Australia’s online safety regulator has told the largest technology companies in the world that the tools to stop sexual extortion already exist, and that they are not using them. In a transparency report published on Tuesday, eSafety said companies including Apple, Meta, and Google have “significant gaps” in how they detect and prevent child sexual exploitation and abuse.
The specific failure named is language analysis. Sexual extortion offenders work from recognisable scripts, the same coercive phrases repeated across thousands of approaches, and the report says platforms are not deploying the technology that would spot them.
“In several cases, we have provided these platforms with evidence of how their services are being colonised by criminals to devastating impact, with clear guidance on how to stem the abuse,” said eSafety Commissioner Julie Inman Grant.
“Even when we’ve laid this out, we haven’t seen adequate responses, despite the technology being readily available.”
Google, Meta, Snap, Microsoft, and Apple did not immediately respond to requests for comment.
The report is the third in a planned series of four, and this one is built around sexual extortion, a form of blackmail in which offenders threaten to publish intimate images unless a victim pays or complies. The regulator received more than 2,000 complaints about it between July and December 2025.
The demographic most affected is not the one most people picture. It is young men aged 18 to 24, but teenagers are not spared. An eSafety study last year found more than one in 10 people aged 16 to 18 had been victims of sexual extortion, and more than half of those had been targeted before they turned 16.
The reporting tools themselves are part of the problem. Gaps persist across services including WhatsApp, iMessage, Discord, and Google Messages, the report found, with some lacking a clear way to report sexual extortion or child abuse at all, and others offering no dedicated category for it.
Livestreamed abuse is the other unclosed door. Technology to detect it exists, the report says, but it is not being consistently deployed across the services where it would matter.
Not everything in the document is a rebuke. Google and Snap have taken steps to proactively detect known child sexual abuse material, Discord has begun blocking links to it, Meta has introduced new tools to detect grooming, and Microsoft is now detecting live abuse in video calls.
The powers behind the report date to 2024, when eSafety directed eight technology companies to report every six months on their compliance with Australia’s Basic Online Safety Expectations. The first report set a baseline.
The second found companies were failing to proactively detect abuse material. The third says they have been told exactly what to do and have not done enough of it.
The regulator has been circling adjacent ground for months. In April it asked online gaming platforms to explain how they protect children from grooming by predators, a question the industry has been answering unevenly, with Roblox splitting its users into age-gated tiers under pressure from child safety lawsuits.
It also arrives while Canberra is trying to give eSafety sharper teeth.
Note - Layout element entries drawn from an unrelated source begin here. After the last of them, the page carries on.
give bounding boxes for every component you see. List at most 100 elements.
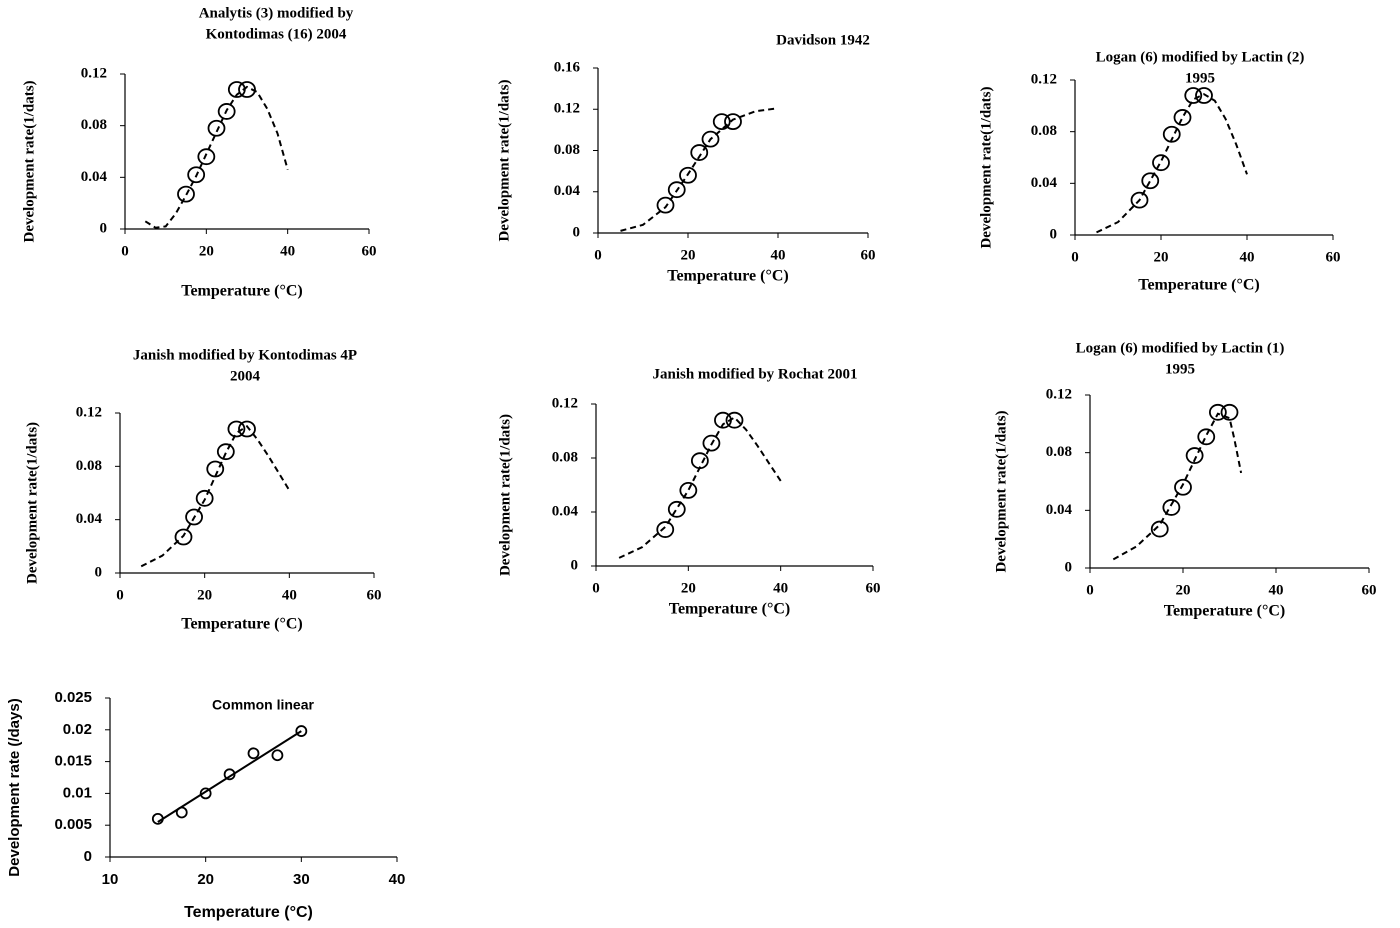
x-tick-label: 0 bbox=[1071, 249, 1079, 265]
y-tick-label: 0.12 bbox=[554, 101, 580, 117]
data-point bbox=[1162, 125, 1181, 143]
y-axis-label: Development rate(1/dats) bbox=[497, 414, 513, 576]
x-axis-label: Temperature (°C) bbox=[1138, 277, 1259, 294]
y-axis-label: Development rate(1/dats) bbox=[496, 79, 512, 241]
x-tick-label: 0 bbox=[592, 580, 600, 596]
x-tick-label: 0 bbox=[1086, 582, 1094, 598]
data-point bbox=[271, 749, 284, 762]
x-tick-label: 20 bbox=[199, 243, 214, 259]
y-tick-label: 0 bbox=[100, 220, 108, 236]
chart-panel: Davidson 1942 0 0.04 0.08 0.12 0.16 0 20 40 60 Tem… bbox=[496, 32, 875, 284]
data-point bbox=[238, 81, 256, 98]
y-tick-label: 0.04 bbox=[1046, 502, 1073, 518]
fitted-curve bbox=[1096, 93, 1248, 234]
chart-title: Kontodimas (16) 2004 bbox=[206, 26, 347, 42]
x-axis-label: Temperature (°C) bbox=[669, 601, 790, 618]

Legislation introduced in June would let the regulator pursue platforms in court over non-compliance with the under-16 social media ban, part of a package that would roughly double the maximum penalty for a systemic breach.
That ban, the first of its kind, is not going smoothly. eSafety has already accused Meta, TikTok, and YouTube of failing to take the reasonable steps the law requires, and Britain and several European countries are watching the outcome while their own child-safety rules stall in negotiation.
The fourth and final report in the series is still to come. On the evidence of the third, the companies have had the guidance, the data, and the technology for some time.